Players earn Auro, the in-game currency, then spend it on flashier vehicles or fancy paint jobs. What might be a trickier concept for younger kids to grasp is that the minigames also cost you Auro to play. If you pay 20 Auro as “ante” and then only earn 20 Auro with your performance, obviously you broke even. But if you quit a game in the middle, you’ll earn zero Auro and your total goes down.

Making friends in the game world—the developer says more than 10,000 users have registered.
Driving Kids has a social component too—you’ll encounter other players in the game world, and you can make friends with up to 50 of them. (No personal information is shared.) Players can chat with each other—Albymedia promises these chats are heavily moderated—and display cheerful emoticons above their avatars’ heads.
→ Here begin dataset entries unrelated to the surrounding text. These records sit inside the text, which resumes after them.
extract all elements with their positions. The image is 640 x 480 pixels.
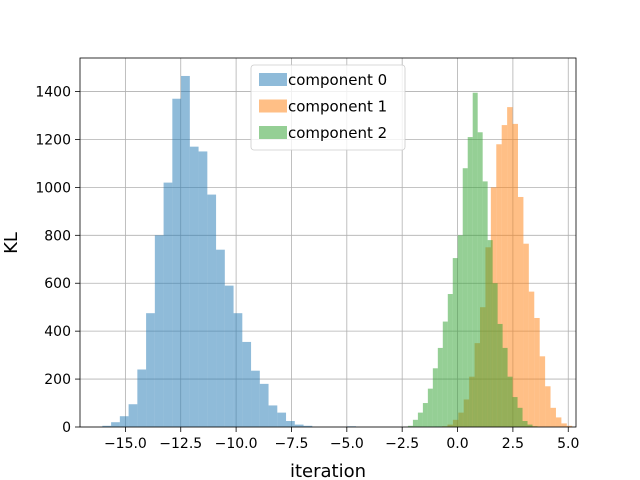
histogram-bar	[216, 249, 225, 427]
y-axis-label: KL	[1, 232, 22, 254]
histogram-bar	[189, 146, 199, 428]
y-tick-label: 1000	[35, 180, 71, 196]
histogram-bar	[534, 317, 540, 427]
histogram-bar	[207, 194, 217, 427]
histogram-bar	[172, 98, 182, 427]
legend-label: component 1	[288, 98, 387, 116]
legend-label: component 0	[288, 71, 387, 89]
histogram-bar	[137, 369, 147, 427]
x-axis-ticks: −15.0 −12.5 −10.0 −7.5 −5.0 −2.5 0.0 2.5 5.0	[104, 427, 579, 452]
histogram-bar	[555, 417, 562, 427]
histogram-bar	[512, 123, 518, 428]
legend-swatch	[259, 126, 287, 139]
histogram-bar	[286, 421, 295, 427]
histogram-bar	[467, 137, 473, 428]
x-tick-label: 0.0	[446, 436, 468, 452]
legend-swatch	[259, 73, 287, 86]
histogram-bar	[119, 416, 129, 427]
histogram-bar	[102, 425, 112, 427]
histogram-bar	[507, 107, 513, 428]
histogram-bar	[487, 240, 493, 427]
histogram-bar	[527, 424, 533, 427]
histogram-bar	[497, 323, 503, 427]
histogram-bar	[522, 421, 528, 427]
y-tick-label: 200	[44, 372, 71, 388]
y-tick-label: 600	[44, 276, 71, 292]
histogram-bar	[407, 425, 413, 427]
y-tick-label: 0	[62, 420, 71, 436]
series-0-bars	[102, 75, 444, 428]
histogram-bar	[496, 144, 502, 427]
x-tick-label: −7.5	[274, 436, 308, 452]
y-tick-label: 1400	[35, 85, 71, 101]
histogram-bar	[417, 412, 423, 427]
histogram-bar	[472, 92, 478, 428]
histogram-bar	[512, 397, 518, 427]
histogram-bar	[432, 368, 438, 427]
y-axis-ticks: 0 200 400 600 800 1000 1200 1400	[35, 85, 80, 436]
histogram-bar	[462, 168, 468, 428]
histogram-bar	[422, 403, 428, 427]
histogram-bar	[128, 404, 138, 427]
y-tick-label: 800	[44, 228, 71, 244]
histogram-bar	[528, 291, 535, 427]
y-tick-label: 400	[44, 324, 71, 340]
y-tick-label: 1200	[35, 132, 71, 148]
histogram-bar	[198, 151, 208, 427]
histogram-bar	[447, 294, 453, 427]
histogram-bar	[251, 370, 260, 427]
histogram-bar	[437, 347, 443, 427]
histogram-bar	[517, 196, 524, 427]
histogram-bar	[482, 181, 488, 427]
histogram-bar	[268, 405, 278, 427]
x-tick-label: 5.0	[557, 436, 579, 452]
x-tick-label: −15.0	[104, 436, 147, 452]
histogram-bar	[303, 425, 313, 427]
histogram-bar	[294, 424, 304, 427]
histogram-bar	[242, 341, 252, 427]
x-tick-label: −5.0	[330, 436, 364, 452]
histogram-bar	[442, 321, 448, 427]
histogram-bar	[539, 356, 546, 427]
histogram-bar	[517, 407, 523, 427]
histogram-bar	[111, 422, 120, 427]
histogram-bar	[492, 283, 498, 427]
histogram-bar	[452, 258, 458, 427]
histogram-bar	[224, 285, 234, 427]
histogram-bar	[154, 235, 164, 427]
histogram-bar	[502, 347, 508, 427]
legend-box	[250, 64, 406, 151]
histogram-bar	[146, 313, 155, 427]
x-tick-label: −10.0	[215, 436, 258, 452]
histogram-bar	[277, 412, 287, 427]
histogram-bar	[427, 388, 433, 427]
histogram-bar	[163, 182, 173, 427]
histogram-bars	[102, 75, 573, 428]
histogram-bar	[412, 419, 418, 427]
x-tick-label: 2.5	[502, 436, 524, 452]
histogram-bar	[523, 243, 529, 427]
histogram-bar	[507, 376, 513, 427]
histogram-bar	[181, 75, 190, 428]
histogram-bar	[566, 425, 573, 427]
legend: component 0 component 1 component 2	[250, 64, 406, 151]
plot-frame	[79, 57, 577, 428]
histogram-bar	[233, 313, 243, 427]
legend-swatch	[259, 99, 287, 113]
series-2-bars	[407, 92, 538, 428]
histogram-bar	[561, 423, 567, 427]
x-tick-label: −2.5	[385, 436, 419, 452]
histogram-bar	[501, 125, 508, 427]
histogram-bar	[259, 383, 269, 427]
histogram-bar	[545, 386, 551, 427]
legend-label: component 2	[288, 124, 387, 142]
x-axis-label: iteration	[290, 461, 366, 480]
histogram-bar	[457, 235, 463, 427]
histogram-bar	[477, 132, 483, 427]
histogram-bar	[550, 407, 556, 427]
x-tick-label: −12.5	[159, 436, 202, 452]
A few multiplayer minigames are scattered around too, which you can only access if another Driving Kids user is there to play against you.
Mostly everything works great, except for a few glitches: A couple of times, we’d click the robot for instructions, and he wouldn’t talk to us. (Was it something we said?) And occasionally a minigame would freeze up if we clicked outside the browser window (selecting the Finder or another app) and then came back to it.
Parents can feel confident their children are safe interacting with this world, although they should still stay close—younger kids might need some help. We recommend starting with a one-month subscription to see if Driving Kids will stay parked at your house.
COMPANY: Albymedia
CONTACT: www.drivingkids.com
PRICE: Free; premium accounts from $4.95 per month
REQUIREMENTS: Web browser with Flash (works with both Safari 2 and Firefox 3)

Educational minigames for kids ages 4 to 7. Heavily moderated chat with other players in the game world. Colorful graphics and cute music. More minigames will be added. No software to install.

Lots of loading screens. Some games might be tricky for little kids. Occasional glitches.